Nagari Pandam Gadang adalah satu kampung yang jauh dari bising. Di sinilah rumah “pemberontak” itu berada. Rumahnya bergonjong enam, sama seperti rumah Minangkabau pada umumnya. Di halaman depannya terpancang tiang dengan bendera Merah Putih. Pintunya berhadap-hadapan dengan kolam yang dikelilingi pohon kelapa.
Pada gonjong yang menjorok ke depan, sebuah nama berhuruf kapital ditulis dengan warna dan latar yang mencolok—kuning dan hijau: “Tan Malaka”. Puluhan tahun silam, nama itu sempat tabu untuk dikenal.
“Siapa yang menjaga rumah ini?” saya bertanya kepada beberapa orang anak yang bermain di halaman.
“Masuak se, Da. Pintunyo indak dikunci,” jawab seorang anak dari atas sepedanya.
Saya menaiki beberapa anak tangga. Benar saja, pintunya tidak dikunci. Beberapa buku tamu ditaruh begitu saja di atas kotak biru yang sudah pudar di sebelah kanan pintu. Kotak itu adalah kotak sumbangan bagi siapa saja yang hendak memberi. Derit papan turut berbunyi seturut langkah kaki saya.
Tirai berwarna biru-putih tergantung di pintu yang mengarah ke bagian tengah rumah. Dari pintu, saya sudah disambut oleh senyum Tan yang terpatri dalam foto di ujung ruang dalamnya. Ia menggunakan kemeja putih dengan topi bundar di kepala. Lampu tua berukir perak digantung bersebelahan dengan lampu neon putih. Ranji, silsilah keluarga, ditempel pada dinding di bawah gambar orang-orang yang pernah dan sedang memangku salah satu gelar datuk di Nagari Pandam Gadang. Wajah Tan ada bersama foto-foto itu.

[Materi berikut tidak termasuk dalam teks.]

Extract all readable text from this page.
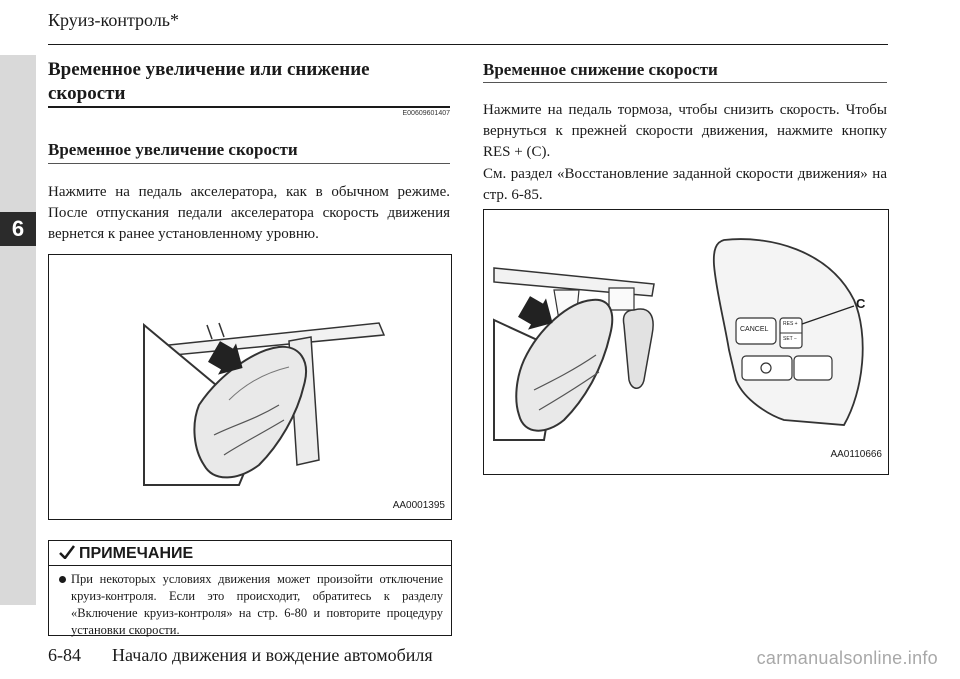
6
Круиз-контроль*
Временное увеличение или снижение скорости
E00609601407
Временное увеличение скорости
Нажмите на педаль акселератора, как в обычном режиме. После отпускания педали акселератора скорость движения вернется к ранее установленному уровню.
AA0001395
ПРИМЕЧАНИЕ
При некоторых условиях движения может произойти отключение круиз-контроля. Если это происходит, обратитесь к разделу «Включение круиз-контроля» на стр. 6-80 и повторите процедуру установки скорости.
Временное снижение скорости
Нажмите на педаль тормоза, чтобы снизить скорость. Чтобы вернуться к прежней скорости движения, нажмите кнопку RES + (C).
См. раздел «Восстановление заданной скорости движения» на стр. 6-85.
CANCEL
RES +
SET −
C
AA0110666
6-84 Начало движения и вождение автомобиля	carmanualsonline.info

Konon, ia lahir pada masa hujan tidak turun di Pandam Gadang. Ketika itu sawah-sawah mengering, daun-daun pohon menguning, semak hangus disengat matahari.
Entah, sebuah kebetulan atau memang takdir, hujan besar menimpa Pandam Gadang seturut tangis seorang bayi laki-laki di dalam surau kecil. Ia dinamai Ibrahim oleh orang tuanya. Di usia muda ia ditunjuk kaumnya menjadi Datuak Pamuncak, salah satu posisi tertinggi dalam adat Minangkabau, menggantikan kakeknya yang mangkat. Ia dibekap gelisah. Ini beban berat untuk anak yang belum genap berumur tujuh belas tahun. Kemeriahan jelang pengukuhan adat itu digambarkan oleh Hendri Teja dalam novelnya yang berjudul Tan, terbit pada awal 2006.!break!
Tujuh ekor sapi disembelih. Segenap khalayak nagari diundang makan bersama selama tujuh hari tujuh malam. Rabab, randai, saluang, dan kesenian adat lainnya digelar saban malam.
Selepas para tetua adat berbalas pantun dan Imam membacakan doa, resmi pula remaja Ibrahim menjadi seorang tokoh adat di nagarinya.
Perlahan ku perbaiki segitiga destar, membenarkan letak kariah di pinggang, dan selepas menarik napas panjang aku bangkit berdiri.
“Mulai kini, panggil ambo Datuk Tan Malaka!”